Italian
Perspectives
by Sandra Giovanna
Giacomazzi
L’Opinione delle Libertà, Edizione 171 del 20-08-2008
Ecco i discorsi - e le conclusioni
scontate - del raduno dei Liberal che inizierà lunedì
La finta Convention democratica
di Sandra Giovanna Giacomazzi
I Democratici dicono che quest’anno la loro non sarà solo la
solita Convention ma un raduno per cambiare la nazione. La settimana
scorsa avevano già cominciato ad annunciare speaker e temi: per
lunedì “Una nazione”, martedì “Rinovare la promessa
dell’America”, mercoledì “Assicurare il futuro dell’America” e
giovedì: “Il cambiamento nel quale si può credere”. Il
discorso della senatrice dello Stato di New York, Hillary Clinton, era
previsto per martedì sera, giorno dell’89esimo anniversario del
suffragio femminile negli Usa.
Ma i sostenitori della Clinton continuavano a non voler accettare la
nomination di Barack Obama a testa bassa. Così, dopo due
settimane di subbuglio all’interno del partito Democratico, finalmente
si è deciso: il nome di Hillary sarà sulla scheda
ufficiale e i delegati della senatrice di New York parteciperanno al
“role call”, all’appello. E questo con la benedizione del senatore
dell’Illinois Barack Obama, che ha deciso di fare buon viso a cattivo
gioco in una situazione che avrebbe potuto essere molto imbarazzante
visto che i sostenitori di Hillary minacciavano di scendere in piazza
per mettere il nome della Clinton sulla scheda per la nomina.
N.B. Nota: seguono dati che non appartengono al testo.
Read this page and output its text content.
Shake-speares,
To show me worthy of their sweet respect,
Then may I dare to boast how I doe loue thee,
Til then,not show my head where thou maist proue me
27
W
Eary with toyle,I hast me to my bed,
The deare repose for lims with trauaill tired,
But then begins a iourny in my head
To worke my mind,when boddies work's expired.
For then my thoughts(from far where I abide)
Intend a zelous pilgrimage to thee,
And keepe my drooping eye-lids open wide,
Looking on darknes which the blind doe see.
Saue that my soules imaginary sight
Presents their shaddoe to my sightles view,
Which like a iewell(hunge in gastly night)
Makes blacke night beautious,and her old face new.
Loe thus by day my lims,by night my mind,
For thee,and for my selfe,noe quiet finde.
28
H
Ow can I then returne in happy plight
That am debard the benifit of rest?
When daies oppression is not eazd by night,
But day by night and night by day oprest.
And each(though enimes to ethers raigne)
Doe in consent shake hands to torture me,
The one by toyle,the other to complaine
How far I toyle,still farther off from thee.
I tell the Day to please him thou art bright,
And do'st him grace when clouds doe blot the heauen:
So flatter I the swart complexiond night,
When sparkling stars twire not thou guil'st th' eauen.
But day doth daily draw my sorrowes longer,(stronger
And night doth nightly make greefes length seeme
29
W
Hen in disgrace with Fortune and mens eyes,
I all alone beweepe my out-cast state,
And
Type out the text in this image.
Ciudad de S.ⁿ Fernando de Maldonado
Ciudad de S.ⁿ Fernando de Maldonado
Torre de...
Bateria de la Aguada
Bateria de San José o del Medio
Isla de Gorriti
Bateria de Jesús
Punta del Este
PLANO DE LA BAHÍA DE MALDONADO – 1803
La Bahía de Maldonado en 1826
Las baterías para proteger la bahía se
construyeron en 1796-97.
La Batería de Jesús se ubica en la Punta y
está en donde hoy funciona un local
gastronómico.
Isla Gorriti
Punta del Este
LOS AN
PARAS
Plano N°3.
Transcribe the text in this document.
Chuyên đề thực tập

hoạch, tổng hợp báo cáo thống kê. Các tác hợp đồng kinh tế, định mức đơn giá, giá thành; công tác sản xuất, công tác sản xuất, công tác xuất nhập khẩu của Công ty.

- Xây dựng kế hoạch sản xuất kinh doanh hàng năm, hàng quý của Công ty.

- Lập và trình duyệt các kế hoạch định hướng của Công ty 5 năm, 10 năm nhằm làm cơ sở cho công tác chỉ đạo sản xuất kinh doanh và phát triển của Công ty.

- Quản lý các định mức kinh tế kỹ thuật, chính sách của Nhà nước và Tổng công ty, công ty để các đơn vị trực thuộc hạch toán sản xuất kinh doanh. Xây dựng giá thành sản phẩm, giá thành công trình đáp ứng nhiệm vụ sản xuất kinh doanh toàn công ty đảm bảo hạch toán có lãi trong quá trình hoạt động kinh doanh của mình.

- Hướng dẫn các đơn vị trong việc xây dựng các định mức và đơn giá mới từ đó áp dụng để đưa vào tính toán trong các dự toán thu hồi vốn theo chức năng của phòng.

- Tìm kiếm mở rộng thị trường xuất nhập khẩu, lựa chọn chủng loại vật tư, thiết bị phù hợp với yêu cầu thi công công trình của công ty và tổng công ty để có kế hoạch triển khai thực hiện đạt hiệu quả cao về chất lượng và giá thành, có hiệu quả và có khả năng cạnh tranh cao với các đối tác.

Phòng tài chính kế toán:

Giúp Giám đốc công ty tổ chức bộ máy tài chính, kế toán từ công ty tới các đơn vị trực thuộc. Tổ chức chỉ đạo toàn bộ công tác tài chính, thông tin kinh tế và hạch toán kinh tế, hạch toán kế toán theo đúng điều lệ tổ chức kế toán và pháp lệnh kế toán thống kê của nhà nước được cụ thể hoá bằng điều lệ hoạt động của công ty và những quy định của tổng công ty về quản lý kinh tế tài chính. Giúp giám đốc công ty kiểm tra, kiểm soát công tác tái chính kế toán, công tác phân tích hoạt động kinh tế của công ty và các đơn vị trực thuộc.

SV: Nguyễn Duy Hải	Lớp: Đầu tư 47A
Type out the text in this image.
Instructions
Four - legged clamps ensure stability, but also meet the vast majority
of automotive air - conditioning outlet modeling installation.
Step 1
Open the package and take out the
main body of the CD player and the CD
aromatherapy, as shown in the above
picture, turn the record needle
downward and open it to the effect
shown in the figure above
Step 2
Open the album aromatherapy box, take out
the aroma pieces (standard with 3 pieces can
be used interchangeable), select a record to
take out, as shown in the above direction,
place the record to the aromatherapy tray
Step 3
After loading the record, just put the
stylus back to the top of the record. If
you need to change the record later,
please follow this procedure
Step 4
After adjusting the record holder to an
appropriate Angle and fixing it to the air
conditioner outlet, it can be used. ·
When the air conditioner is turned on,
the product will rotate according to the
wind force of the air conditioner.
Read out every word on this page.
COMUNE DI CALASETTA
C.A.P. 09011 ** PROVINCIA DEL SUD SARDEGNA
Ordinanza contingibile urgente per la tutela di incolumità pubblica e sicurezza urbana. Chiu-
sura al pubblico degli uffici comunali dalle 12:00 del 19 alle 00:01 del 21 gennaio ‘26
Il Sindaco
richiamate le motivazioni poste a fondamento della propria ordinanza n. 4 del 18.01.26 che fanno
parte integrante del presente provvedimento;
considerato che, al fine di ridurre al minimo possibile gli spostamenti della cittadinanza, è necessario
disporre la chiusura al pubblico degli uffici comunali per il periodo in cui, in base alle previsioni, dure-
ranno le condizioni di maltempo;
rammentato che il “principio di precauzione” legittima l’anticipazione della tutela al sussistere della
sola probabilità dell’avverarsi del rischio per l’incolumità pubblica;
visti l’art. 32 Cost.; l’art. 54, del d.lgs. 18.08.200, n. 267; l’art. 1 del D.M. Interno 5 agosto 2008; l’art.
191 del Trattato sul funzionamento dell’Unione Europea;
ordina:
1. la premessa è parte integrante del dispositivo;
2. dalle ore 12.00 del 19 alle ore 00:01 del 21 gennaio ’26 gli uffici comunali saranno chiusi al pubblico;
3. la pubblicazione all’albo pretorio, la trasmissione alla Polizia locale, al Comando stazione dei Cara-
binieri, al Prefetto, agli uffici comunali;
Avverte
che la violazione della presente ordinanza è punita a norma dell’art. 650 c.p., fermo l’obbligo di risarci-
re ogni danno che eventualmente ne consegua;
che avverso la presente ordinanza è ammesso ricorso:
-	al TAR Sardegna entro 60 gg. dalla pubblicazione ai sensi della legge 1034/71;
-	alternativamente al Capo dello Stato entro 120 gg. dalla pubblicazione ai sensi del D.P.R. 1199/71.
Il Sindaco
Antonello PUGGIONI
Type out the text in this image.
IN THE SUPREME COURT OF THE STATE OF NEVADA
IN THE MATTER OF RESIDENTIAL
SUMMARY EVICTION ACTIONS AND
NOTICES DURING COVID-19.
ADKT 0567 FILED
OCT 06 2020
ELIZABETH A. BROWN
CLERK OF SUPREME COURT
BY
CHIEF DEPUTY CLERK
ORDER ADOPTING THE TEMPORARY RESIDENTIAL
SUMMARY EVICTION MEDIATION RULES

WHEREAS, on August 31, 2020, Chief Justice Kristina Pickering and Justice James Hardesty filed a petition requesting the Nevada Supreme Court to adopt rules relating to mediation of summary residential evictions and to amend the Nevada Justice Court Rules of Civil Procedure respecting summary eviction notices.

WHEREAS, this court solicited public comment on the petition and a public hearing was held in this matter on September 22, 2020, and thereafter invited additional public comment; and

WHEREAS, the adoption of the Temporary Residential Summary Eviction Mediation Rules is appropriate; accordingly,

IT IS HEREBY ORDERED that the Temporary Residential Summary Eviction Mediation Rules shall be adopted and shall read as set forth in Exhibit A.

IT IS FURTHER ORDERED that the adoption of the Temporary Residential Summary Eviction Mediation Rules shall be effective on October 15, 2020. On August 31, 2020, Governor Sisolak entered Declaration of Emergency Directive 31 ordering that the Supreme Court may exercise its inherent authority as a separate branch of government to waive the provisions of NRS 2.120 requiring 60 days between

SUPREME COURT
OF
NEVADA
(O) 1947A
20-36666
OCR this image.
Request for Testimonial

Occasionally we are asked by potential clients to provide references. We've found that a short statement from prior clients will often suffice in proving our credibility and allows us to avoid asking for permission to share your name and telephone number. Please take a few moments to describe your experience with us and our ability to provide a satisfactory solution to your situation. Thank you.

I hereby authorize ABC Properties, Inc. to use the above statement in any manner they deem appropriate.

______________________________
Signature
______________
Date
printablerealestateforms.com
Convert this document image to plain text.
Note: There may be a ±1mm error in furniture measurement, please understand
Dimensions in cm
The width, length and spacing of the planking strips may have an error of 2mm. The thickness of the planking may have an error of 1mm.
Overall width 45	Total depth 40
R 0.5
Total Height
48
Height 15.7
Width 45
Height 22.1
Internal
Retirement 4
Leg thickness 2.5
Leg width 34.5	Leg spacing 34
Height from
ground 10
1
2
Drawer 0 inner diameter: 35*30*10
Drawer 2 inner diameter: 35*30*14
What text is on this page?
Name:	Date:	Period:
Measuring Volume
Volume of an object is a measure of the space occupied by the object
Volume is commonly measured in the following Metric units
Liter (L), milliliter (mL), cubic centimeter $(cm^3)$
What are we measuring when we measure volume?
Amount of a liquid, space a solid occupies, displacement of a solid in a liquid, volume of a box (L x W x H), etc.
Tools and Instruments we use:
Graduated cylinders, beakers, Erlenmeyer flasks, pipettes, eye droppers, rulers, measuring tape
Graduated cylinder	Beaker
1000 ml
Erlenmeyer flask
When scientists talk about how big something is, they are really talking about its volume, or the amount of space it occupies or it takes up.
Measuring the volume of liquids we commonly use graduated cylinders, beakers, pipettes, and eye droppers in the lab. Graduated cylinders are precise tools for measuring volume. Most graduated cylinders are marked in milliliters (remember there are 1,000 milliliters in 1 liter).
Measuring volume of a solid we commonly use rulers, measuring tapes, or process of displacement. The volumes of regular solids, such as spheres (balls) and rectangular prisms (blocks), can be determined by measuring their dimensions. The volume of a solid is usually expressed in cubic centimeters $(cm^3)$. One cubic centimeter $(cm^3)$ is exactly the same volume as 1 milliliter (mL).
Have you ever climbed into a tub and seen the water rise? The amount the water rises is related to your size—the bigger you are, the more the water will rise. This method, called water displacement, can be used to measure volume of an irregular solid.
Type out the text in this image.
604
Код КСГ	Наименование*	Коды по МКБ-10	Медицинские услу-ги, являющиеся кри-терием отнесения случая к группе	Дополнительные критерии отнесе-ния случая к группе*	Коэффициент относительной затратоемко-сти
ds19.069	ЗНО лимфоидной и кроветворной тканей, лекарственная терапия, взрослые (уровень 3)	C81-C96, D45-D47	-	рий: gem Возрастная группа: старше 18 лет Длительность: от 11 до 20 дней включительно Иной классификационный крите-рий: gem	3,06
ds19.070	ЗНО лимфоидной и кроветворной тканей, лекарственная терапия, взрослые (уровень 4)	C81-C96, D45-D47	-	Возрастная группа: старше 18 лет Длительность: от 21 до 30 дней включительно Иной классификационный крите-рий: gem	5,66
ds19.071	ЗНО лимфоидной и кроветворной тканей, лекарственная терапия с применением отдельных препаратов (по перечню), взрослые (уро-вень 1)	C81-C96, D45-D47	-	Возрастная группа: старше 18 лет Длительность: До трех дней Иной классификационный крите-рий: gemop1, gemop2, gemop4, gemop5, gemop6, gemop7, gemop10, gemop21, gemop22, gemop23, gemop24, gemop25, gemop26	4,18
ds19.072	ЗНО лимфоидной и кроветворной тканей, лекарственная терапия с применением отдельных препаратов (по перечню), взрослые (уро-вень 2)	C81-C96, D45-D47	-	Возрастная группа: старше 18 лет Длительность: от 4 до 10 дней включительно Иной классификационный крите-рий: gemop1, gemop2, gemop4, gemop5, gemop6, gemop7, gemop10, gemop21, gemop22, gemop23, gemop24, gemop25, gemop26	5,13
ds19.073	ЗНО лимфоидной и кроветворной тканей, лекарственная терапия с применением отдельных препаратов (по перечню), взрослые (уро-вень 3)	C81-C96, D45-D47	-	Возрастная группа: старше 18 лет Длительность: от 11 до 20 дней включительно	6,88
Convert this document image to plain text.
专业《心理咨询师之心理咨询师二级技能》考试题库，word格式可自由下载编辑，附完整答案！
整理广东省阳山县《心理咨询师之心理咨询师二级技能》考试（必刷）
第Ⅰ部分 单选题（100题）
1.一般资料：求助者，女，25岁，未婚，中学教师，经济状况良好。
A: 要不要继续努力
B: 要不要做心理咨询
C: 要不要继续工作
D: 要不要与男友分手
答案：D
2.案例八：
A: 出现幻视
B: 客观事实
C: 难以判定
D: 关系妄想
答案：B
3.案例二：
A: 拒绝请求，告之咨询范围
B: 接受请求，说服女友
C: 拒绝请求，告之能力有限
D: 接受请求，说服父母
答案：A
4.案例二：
Secondo la senatrice di New York il suo elettorato stava cercando una
catarsi. “Non vogliamo che gli elettori democratici nell’aula della
Convention, allo stadio o a casa propria pensino: Non siamo
soddisfatti. Quindi il nome di Clinton sarà sulla scheda” hanno
dichiarato congiuntamente i due staff. Che sembra abbiano raggiunto un
accordo di pace. Se i delegati del Michigan e della Florida potranno
votare di nuovo, e pari che sia proprio Obama a spingere in questa
direzione per la prima volta, e se i superdelegati manterranno il loro
sostegno ad Obama, la Clinton dovrebbe ricevere il 37% del voto.
Ma in origine, prima che molti superdelegati passassero dalla Clinton
ad Obama per motivi di unità di partito, più di 1600
delegati, quasi la metà, erano sostenitori della senatrice di
New York. E anche per questo che lo staff di Obama ha deciso di tenere
il discorso di accettazione della nomina allo stadio anziché
nella hall della Convention: è più facile fare scomparire
i 1600 delegati della Clinton in un mare di 73,000 sostenitori di
Obama. I biglietti per l’evento sono già stati distribuiti e in
una sola giornata. Così Clinton avrà, sì,
l’occasione di stare sul podio e dire a tutti i suoi sostenitori:
“Grazie per avermi aiutato a fare tutte le fessure nel soffitto che
porterà un giorno una donna nella Casa Bianca. Ce l’abbiamo
quasi fatta”. Ma Barack Obama sarà il nominato. Quindi se si
tratta di uno “showdown”, di una resa dei conti, è una di cui il
copione è già scritto e il finale si conosce.
Il fatto di pronunciare un appello ufficiale, pur sapendo già
chi è il nominato, non è però una cosa inusuale. I
Democratici lo hanno fatto ad ogni Convention dal 1964 in poi, e solo
Bill Clinton e Al Gore sono stati nominati all’unanimità. Mentre
i Repubblicani hanno sempre rispettato la regola della “role call” ad
ogni Convention, sin dalla prima, nel 1856.